According to a case filed in the United States Court of Appeals for the Seventh Circuit, Bailey, the owner of Bailey Stables and Country Club Stables, targeted wealthy middle-aged or older women with little knowledge of the horse business who had recently been widowed or divorced. In 1975, Bailey's brother, Paul, sold three horses to Brach for $98,000; unknown to Brach, Bailey also participated in the sale, and the horses were worth less than $20,000. Brach also bought a group of expensive brood mares. Early in 1977, Bailey arranged an extensive showing for Brach, hoping to persuade her to invest $150,000 in more horses. An appraiser Brach hired recommended she invest nothing in training one of her original three purchases, contrary to the $50,000 estimate of the trainer recommended by Bailey.

In 1989, the investigation was reopened and turned up evidence of criminal activity by associates of Bailey, including Silas Jayne. Bailey was charged with conspiring with several others (named but not charged) to kill Brach; however some observers, including Brach's brother, have questioned if Bailey had in fact been guilty of the crime.
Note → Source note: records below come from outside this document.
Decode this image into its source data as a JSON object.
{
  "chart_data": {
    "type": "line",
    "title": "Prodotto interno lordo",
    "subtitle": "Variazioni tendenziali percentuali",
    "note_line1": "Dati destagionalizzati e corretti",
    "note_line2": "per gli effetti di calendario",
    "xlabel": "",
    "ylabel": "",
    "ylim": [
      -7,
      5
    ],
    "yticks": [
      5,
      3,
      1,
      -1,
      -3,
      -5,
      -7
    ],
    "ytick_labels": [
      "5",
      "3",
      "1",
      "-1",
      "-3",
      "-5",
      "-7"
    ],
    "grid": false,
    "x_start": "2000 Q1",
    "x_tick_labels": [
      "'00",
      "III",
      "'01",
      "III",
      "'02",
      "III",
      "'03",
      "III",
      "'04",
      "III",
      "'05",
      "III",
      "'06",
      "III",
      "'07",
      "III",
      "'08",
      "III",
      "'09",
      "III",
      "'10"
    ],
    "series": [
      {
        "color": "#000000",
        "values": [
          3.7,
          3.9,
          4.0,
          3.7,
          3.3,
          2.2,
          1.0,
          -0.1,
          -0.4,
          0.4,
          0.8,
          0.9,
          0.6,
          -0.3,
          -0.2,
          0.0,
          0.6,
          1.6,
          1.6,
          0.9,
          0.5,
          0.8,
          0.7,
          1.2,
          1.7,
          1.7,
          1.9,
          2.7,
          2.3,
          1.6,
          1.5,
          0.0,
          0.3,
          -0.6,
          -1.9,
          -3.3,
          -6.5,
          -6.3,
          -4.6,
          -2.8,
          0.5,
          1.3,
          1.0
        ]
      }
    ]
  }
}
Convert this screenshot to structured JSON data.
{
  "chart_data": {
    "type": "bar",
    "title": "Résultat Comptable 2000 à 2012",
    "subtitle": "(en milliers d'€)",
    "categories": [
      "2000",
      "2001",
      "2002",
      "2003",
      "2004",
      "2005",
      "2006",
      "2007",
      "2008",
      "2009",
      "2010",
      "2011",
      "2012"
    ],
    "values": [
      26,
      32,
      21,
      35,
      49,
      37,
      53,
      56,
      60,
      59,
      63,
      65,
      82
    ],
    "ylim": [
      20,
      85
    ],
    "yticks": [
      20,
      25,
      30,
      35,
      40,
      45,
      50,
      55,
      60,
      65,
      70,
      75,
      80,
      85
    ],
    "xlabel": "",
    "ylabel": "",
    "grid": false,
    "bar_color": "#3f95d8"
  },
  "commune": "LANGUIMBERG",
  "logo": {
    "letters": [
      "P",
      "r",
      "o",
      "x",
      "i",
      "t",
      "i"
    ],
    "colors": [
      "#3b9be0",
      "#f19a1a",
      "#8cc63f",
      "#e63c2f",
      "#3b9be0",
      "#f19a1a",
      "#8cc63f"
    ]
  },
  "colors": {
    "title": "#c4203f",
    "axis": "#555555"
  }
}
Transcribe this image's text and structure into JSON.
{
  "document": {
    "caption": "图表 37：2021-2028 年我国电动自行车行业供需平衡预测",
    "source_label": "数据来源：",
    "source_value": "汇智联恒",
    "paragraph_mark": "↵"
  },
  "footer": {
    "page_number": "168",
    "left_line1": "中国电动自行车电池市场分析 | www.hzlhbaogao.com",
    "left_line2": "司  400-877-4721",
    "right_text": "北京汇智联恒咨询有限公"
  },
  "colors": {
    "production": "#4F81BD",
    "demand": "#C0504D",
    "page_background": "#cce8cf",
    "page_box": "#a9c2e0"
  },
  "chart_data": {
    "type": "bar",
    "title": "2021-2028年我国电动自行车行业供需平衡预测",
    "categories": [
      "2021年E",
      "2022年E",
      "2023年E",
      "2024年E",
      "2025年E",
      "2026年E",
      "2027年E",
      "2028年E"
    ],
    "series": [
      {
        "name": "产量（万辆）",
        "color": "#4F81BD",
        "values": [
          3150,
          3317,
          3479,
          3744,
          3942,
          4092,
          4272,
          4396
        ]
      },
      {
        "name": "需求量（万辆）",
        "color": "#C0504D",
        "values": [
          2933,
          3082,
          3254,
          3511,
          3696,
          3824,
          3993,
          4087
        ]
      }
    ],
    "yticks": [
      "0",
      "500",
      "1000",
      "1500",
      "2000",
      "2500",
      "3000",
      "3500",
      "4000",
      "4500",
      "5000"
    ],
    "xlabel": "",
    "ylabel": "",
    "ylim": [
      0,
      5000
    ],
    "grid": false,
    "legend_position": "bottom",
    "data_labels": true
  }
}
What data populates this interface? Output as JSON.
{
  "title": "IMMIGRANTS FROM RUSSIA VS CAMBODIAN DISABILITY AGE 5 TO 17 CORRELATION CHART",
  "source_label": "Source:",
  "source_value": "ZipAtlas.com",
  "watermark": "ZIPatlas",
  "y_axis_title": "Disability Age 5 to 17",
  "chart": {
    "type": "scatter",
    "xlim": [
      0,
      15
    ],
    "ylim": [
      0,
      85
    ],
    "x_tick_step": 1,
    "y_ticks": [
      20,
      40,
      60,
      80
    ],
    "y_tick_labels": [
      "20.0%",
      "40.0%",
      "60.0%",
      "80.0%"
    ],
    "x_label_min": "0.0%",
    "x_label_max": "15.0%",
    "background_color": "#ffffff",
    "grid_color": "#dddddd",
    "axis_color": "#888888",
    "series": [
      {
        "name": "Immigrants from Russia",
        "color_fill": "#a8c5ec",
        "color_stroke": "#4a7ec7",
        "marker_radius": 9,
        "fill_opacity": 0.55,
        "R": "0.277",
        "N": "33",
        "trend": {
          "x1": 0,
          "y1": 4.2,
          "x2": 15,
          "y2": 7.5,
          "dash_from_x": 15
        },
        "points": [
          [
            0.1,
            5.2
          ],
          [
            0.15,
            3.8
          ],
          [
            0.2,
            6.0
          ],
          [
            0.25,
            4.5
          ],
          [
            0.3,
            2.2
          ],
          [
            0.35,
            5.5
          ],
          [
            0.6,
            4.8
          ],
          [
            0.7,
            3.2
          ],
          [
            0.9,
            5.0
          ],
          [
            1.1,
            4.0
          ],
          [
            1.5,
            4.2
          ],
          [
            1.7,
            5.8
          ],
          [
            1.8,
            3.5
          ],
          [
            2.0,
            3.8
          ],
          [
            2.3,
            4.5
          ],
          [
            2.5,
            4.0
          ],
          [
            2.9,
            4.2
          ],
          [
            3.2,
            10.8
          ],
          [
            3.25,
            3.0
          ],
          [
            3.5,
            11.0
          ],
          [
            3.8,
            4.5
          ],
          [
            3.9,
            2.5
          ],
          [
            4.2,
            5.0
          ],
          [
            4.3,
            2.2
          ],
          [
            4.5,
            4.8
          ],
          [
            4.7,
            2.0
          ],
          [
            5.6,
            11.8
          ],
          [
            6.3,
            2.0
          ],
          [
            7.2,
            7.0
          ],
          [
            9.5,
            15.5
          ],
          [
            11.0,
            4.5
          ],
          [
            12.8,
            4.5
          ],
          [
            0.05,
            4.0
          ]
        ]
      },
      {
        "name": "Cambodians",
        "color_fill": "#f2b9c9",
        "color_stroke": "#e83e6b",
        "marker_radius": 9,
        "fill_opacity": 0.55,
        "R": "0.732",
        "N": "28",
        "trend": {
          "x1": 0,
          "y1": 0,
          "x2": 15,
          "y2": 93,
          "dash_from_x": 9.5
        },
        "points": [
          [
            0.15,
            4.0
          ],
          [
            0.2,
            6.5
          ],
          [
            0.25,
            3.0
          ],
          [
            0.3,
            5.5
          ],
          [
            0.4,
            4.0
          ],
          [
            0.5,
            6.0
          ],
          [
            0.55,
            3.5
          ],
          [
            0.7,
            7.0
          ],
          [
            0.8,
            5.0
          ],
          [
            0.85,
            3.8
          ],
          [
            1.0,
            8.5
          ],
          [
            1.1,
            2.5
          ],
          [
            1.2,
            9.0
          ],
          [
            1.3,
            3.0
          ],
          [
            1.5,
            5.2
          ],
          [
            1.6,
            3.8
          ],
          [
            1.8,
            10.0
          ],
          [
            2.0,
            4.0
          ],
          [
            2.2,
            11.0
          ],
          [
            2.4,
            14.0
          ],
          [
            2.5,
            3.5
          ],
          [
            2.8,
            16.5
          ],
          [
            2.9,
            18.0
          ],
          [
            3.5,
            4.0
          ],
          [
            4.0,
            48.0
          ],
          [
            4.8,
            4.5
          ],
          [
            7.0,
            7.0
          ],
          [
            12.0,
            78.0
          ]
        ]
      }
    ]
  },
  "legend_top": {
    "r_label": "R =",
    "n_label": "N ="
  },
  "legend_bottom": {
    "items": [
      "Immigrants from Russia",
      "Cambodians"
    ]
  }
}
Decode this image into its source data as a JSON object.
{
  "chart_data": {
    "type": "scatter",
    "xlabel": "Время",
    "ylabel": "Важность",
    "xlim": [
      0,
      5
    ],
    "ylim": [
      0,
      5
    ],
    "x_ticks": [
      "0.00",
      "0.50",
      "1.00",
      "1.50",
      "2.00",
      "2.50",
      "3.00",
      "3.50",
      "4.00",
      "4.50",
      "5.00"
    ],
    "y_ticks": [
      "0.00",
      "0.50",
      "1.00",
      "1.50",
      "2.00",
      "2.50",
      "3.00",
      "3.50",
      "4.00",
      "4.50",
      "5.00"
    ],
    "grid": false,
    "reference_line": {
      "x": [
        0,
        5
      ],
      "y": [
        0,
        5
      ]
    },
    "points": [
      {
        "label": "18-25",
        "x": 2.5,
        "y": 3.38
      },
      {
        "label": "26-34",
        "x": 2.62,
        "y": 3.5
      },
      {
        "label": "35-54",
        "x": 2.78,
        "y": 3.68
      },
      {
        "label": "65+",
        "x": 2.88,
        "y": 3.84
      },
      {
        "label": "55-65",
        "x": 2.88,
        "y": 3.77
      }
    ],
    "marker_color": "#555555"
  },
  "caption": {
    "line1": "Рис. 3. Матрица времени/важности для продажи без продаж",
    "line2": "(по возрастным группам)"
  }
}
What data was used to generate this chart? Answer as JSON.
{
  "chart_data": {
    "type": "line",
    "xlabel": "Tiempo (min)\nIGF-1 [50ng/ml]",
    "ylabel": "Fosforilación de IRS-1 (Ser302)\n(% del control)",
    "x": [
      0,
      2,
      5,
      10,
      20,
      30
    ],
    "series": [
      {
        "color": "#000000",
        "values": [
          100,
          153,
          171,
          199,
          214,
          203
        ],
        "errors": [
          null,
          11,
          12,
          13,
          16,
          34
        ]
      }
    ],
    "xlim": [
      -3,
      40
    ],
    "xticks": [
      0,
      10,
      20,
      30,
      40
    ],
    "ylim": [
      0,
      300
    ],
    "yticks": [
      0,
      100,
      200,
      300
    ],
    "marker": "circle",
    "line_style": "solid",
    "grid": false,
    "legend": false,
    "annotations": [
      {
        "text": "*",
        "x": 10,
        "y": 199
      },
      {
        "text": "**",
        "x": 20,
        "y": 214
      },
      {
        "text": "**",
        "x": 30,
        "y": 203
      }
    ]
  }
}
Bailey was not convicted of Brach's murder but sentenced to thirty years for defrauding her; the judge made it clear that the sentence reflected evidence that Bailey was involved in a conspiracy to murder her. On March 21, 2005, in a tersely worded two-paragraph opinion, the Seventh Circuit Court of Appeals rejected Bailey's request for a new sentencing hearing for the fraud charges to take into account new evidence suggesting his innocence of the murder conspiracy, saying that the "new evidence does not establish by clear and convincing evidence that the defendant is actually innocent of conspiring to murder Helen Brach and soliciting her murder." Bailey was released on July 25, 2019. In 2022, Bailey released a book with Dorrance Publishing Company titled Golden Tongue: The Innocent Man that Killed Her? in which he proclaims his innocence.

Brach's parents and husband are interred in Unionport, Ohio, near her birthplace of Hopedale. The marble monument includes an empty tomb with her name on it. In addition, two of Helen's dogs, Candy and Sugar, are buried there.